The University turned on the heat for the winter months in buildings across campus this week, but with outside temperatures in the District reaching 80 degrees at times, students interviewed said the heat in buildings have made them uncomfortable and frustrated.

Juan Ibanez, associate vice president for Facilities, said the heat was turned on the weekend of Oct. 10 and 11, but noted D.C. weather in the fall is “finicky with wide, rapid and unexpected swings in temperatures.”

“The switch to heat began the weekend of Oct. 10 – 11 and was completed on Oct. 13,” Ibanez said. “I think we made the right call to switch to heat when we did because Oct. 16 ended up being the coldest day for that date in 138 years, as recorded by the National Weather Service.”

More than a dozen students interviewed by The Hatchet, however, said they are aggravated that they have no control over the temperature in their rooms and are using fans and opening windows to stay cool.

“It’s been extremely hot,” Shakeera Datwani, a sophomore living in Ivory Tower, said. “The hallways are hot. The rooms are hot. We keep all the windows open all the time and I have a fan on all the time but it doesn’t really help. I wake up a lot more during the night.”

Elaine Till, a sophomore living in JBKO, echoed Datwani’s sentiments.

“It’s been like two weeks now, so it is getting excessive,” Till said. “We have no control over our room so we are at the mercy of what they set the whole building at.”

Some students interviewed said they are having trouble sleeping and studying because their rooms are uncomfortably hot.

“I wake up several times a night because it’s too hot,” Ashley Dechelfin, a junior living in Ivory Tower, said. “It’s a gross feeling. We open the windows but they don’t open enough so we don’t get enough air. I’m sick and it makes it hard to breathe.”

Freshman Rochelee Shing said she and her roommate leave the room as much as possible to stay cool.

“My roommate and I have opened our windows,” Shing said. “We’ve done that for the past week or so. It’s a nuisance because it’s hard to open and close our windows. We go to the library more often because it is uncomfortable in the room.”

Sophomore Marianne Spencer, who lives in Munson Hall, said she thinks turning on the heat when the weather is still warm goes against the University’s green policies.

“In order to keep the heat from being unbearable, we have to keep the air conditioning running and open the windows, which seems counterproductive to GW’s green policies,” said Spencer, referencing the AC window unit in her room.

Ibanez said, however, that turning the heat off is not economical for the University.

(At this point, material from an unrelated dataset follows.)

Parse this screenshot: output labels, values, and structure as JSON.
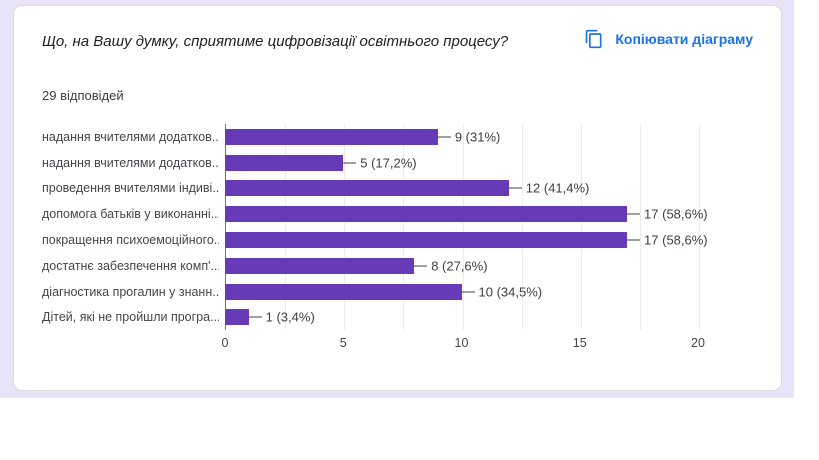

“There are over 23 major residence halls with steam boilers, plus many other boilers in academic and staff facilities. It is not practical nor cost efficient to turn boilers on and off as this is a four to five day process, and with the swings in weather this time of year, we would never get through turning them off before there would be a need for heat and there would be none,” Ibanez said. “For example, the Weather Service shows a couple warm days this coming week, but the other days will be cool with night time temperatures near or below 50 degrees.”